Bullying frequently (though not always) involves an imbalance of power. An instructor over a student. A manager over an employee. A person who is physically stronger or who has greater resources over another who can't fight back without great risk or who can't fight back at all. Bullies frequently single out a vulnerable individual and communicate to bystanders that they, too, can come under fire if they choose to get involved.
Bullies have an agenda. They aren't just gruff or full of guff. They're out to get you. They make threats, implying--or telling you outright--that your grade or your job or your safety is on the line. They make it known that they have it in for you, with or without a precipitating cause. Just the fact that you showed up might be reason enough. Even if they can cite a "valid" motive, their response is out of proportion. They don't just want to tease or embarrass you. They're after pure humiliation and fear.
Bullies are often relentless. There's no negotiating with someone who wants to keep you in their cross-hairs. You can't patch things up with a person who says your presence, or even your existence, is the problem.
By contrast, people who are simply rude and obnoxious aren't trying to extort something from you or get you fired or see that you flunk out of school. They may well outrank you and treat you unfairly at times, but that's because they handle their authority poorly, not because they intend to cause you harm.

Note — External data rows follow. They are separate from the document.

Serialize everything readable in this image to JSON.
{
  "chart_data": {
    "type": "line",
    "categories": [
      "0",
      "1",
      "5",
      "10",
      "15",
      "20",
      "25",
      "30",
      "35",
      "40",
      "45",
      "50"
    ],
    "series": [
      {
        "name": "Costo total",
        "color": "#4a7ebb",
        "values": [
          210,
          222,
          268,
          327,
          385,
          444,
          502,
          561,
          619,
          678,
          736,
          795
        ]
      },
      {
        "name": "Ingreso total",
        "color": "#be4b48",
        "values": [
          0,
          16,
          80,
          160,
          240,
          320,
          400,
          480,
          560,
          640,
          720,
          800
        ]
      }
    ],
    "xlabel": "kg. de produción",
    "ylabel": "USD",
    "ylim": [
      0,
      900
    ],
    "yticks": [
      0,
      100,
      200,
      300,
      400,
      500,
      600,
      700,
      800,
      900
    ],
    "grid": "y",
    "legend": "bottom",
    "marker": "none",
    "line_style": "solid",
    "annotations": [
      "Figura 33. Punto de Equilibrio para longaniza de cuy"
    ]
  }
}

The cantankerous can snit and snort and snarl like dogs, but they don't paint a target on your back and hound you till you fear for your personal or professional safety. They might ruin your lunch break but they aren't out to take you down. The grumpy rarely have a grudge against just one person, while the bully's focus is narrowed to an individual or a small group.
Another person's witchiness can hurt. A lot. But discomfort isn't damage. And much as we might like to deny our own feet of clay, most of us will admit to having a few witchy moments (days) ourselves. I don't think we'd say the same about bullying.
Confusing rudeness with bullying creates an atmosphere in which the recipients feel far more victimized than the situation deserves. They think, "Oh, no! I'm being bullied!" rather than, "Who peed on her cornflakes?" This mindset can generate fear when irritation is more appropriate and can actually invite further bad behavior.
Loutish classmates or co-workers are just asking for others to stand up to them, refuse to be cowed by their snarkiness, and set some limits (not always wise with a bully). The whole group can benefit when the ill-tempered are called on their bad behavior. But if you convince yourself that you're dealing with a bully when you're not, you'll probably back away and start feeling oppressed.
Some of this misunderstanding can be traced to a lack of security and confidence in people who are more used to dealing with praise than with correction. Grouchy responses can feel like outright hostility if you are accustomed to a high level of affirmation and reassurance. Even simple, non-malicious disagreement can be perceived as bullying when the delivery is blunt.
We might, but with political correctness already running amok, imagine the morass of legislation and litigation it would take to enforce a "niceness" mandate.
Genuine bullying is, unfortunately, a horrible reality in this world, and its solutions are fodder for many more articles. But, surely, the first step is to strip away distraction, oversimplification, and inaccurate claims. Referring to merely disagreeable behavior as bullying muddies the waters when the real thing comes along. If superiors get handed enough unwarranted complaints, if students and staff members have cried "Bully!" when what they really meant was, "She's such a witch!"--the powers that be may not investigate fully or take true aggression seriously.
Adults need to learn the difference between someone who makes them feel bad and someone who poses a real threat to their well being.
Witchiness and bullying aren't the same thing. And the distinction is worth preserving.